Abstract

In dairy field, one of the most common frauds is the adulteration of higher value types of milk (sheep's and goat's) with milk of lower value (cow's milk). This illegal practice has an economic advantage for milk producers and poses a threat for consumers' health because of the presence of hidden allergens as, for example, cow milk proteins, in particular, α(s1)-casein and β-lactoglobulin. The urgent need of sensitive techniques to detect this kind of fraud brought to the development of chromatographic, immunoenzymatic, electrophoretic and mass spectrometric assays. In the current work, we present a fast, reproducible and sensitive method based on the direct matrix-assisted laser desorption/ionization-time-of-flight (MALDI-TOF) MS analysis of milk tryptic digests for the detection of milk adulteration by evaluating specie-specific markers in the peptide profiles.
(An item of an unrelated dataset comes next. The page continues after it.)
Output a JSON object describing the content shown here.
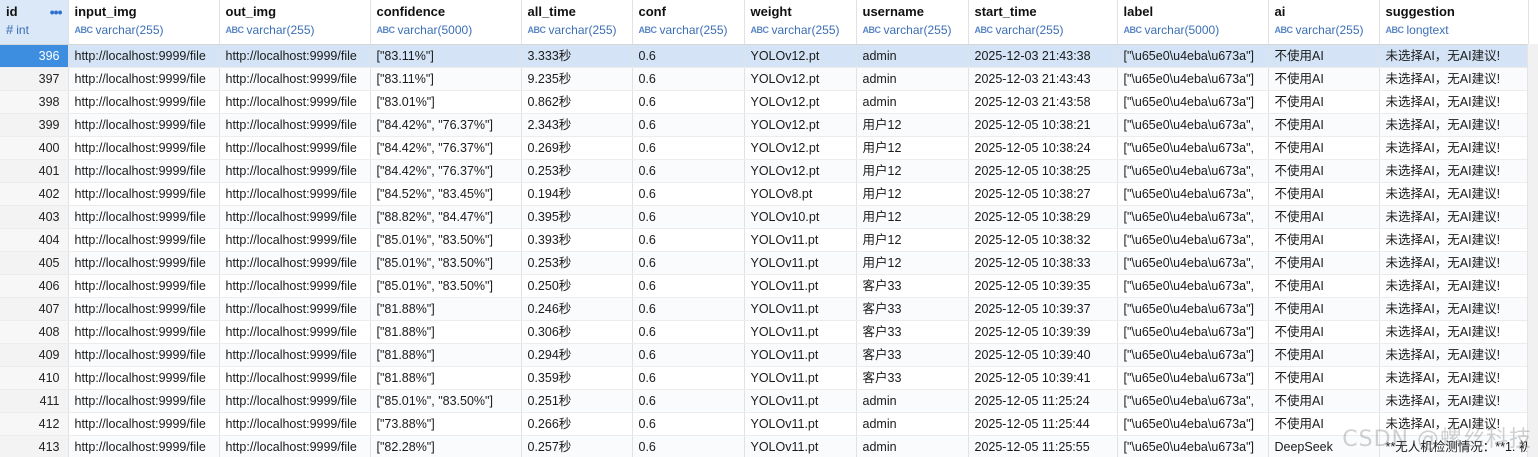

Several pure raw and commercial milk samples and binary mixtures containing cows' and goats', cows' and sheep's and goats' and sheep's milk (concentrations of each milk varied from 0% to 100%) were prepared, and tryptic digests were analyzed by MALDI-TOF MS. The use of the new MALDI matrix α-cyano-4-chlorocinnamic acid allowed to detect cow and goat milk peptide markers up to 5% level of adulteration. Finally, from preliminary data, it seems that the strategy could be successfully applied also to detect similar adulterations in cheese samples.